Global cues remained weak, further dampening investor sentiment. Continued selling by foreign institutional investors added pressure, while the US Federal Reserve’s hawkish stance—despite holding interest rates steady—reduced hopes of near-term rate cuts, hurting risk appetite.

Adding to the market turmoil, heavyweight banking stock HDFC Bank saw intense selling after the sudden resignation of its part-time chairman Atanu Chakraborty. The development triggered a broader selloff in financial stocks, amplifying the market’s decline.

The fall was widespread, with all sectoral indices ending in the red. Banking, auto, and consumer durable stocks led the decline, reflecting heightened risk aversion across sectors.

By the close, the Sensex had plunged 2,496.89 points (3.26%) to settle at 74,207.24, while the Nifty dropped 775.65 points (3.26%) to 23,002.15. This sharp correction comes after both indices had gained nearly 3% over the previous three sessions.

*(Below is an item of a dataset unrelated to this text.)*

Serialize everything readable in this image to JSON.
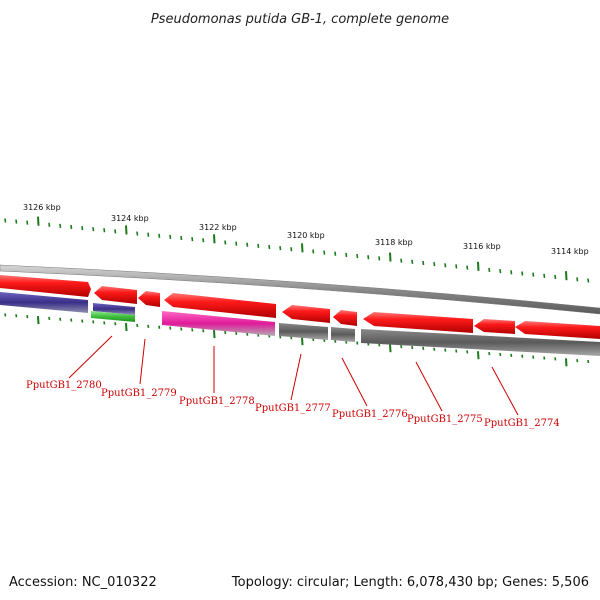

Market breadth remained decisively negative, with declining stocks significantly outnumbering gainers. Volatility also surged, with India VIX jumping over 21%, indicating heightened nervousness among investors.


West Asia Conflict Deepens Market Jitters

The ongoing conflict involving Iran has intensified into a full-blown energy crisis, with direct attacks targeting critical oil and gas infrastructure across the region. Key facilities, including Iran’s South Pars gas field and Qatar’s Ras Laffan LNG hub, have reportedly been hit, putting nearly one-fifth of global energy supplies at risk.

With the Strait of Hormuz under threat and supply chains disrupted, global energy markets remain on edge. Oil and gas prices have surged, raising concerns especially for energy-dependent economies.

Tensions escalated further after Israeli leadership hinted at “significant surprises” following recent strikes, while Iran warned of “uncontrollable consequences” that could spiral into a wider global crisis.


Global Markets Mirror the Panic

The shockwaves were felt across global markets:

  • European indices declined amid rising war concerns
  • Asian markets ended in the red, tracking Wall Street losses
  • US markets fell sharply, with the Dow hitting a fresh yearly low
  • Central banks globally, including the Federal Reserve and Bank of Japan, maintained cautious stances amid rising inflation risks

Key Market Indicators

  • Rupee weakened to 92.89 against the US dollar
  • Gold prices dropped nearly 4% despite global uncertainty
  • US bond yields climbed, signaling tightening financial conditions
  • Brent crude surged over 6%, intensifying inflation fears

Stocks in Focus

  • HDFC Bank tumbled over 5% after leadership exit
  • Larsen & Toubro and ICICI Bank dragged indices lower
  • Nazara Technologies slipped after a major acquisition deal
  • Zydus Lifesciences and Glenmark Pharma declined despite positive developments
  • Mahindra Lifespace bucked the trend with marginal gains

Meanwhile, newly listed Rajputana Stainless debuted at a discount, reflecting weak market sentiment.


Outlook: Volatility Ahead

With geopolitical tensions escalating, crude oil prices rising, and central banks maintaining a cautious stance, markets are expected to remain volatile in the near term. Analysts warn that any further disruption in energy supplies or escalation in conflict could deepen the correction.

Investors are likely to stay cautious, keeping a close watch on global developments, inflation trends, and institutional flows before making fresh bets.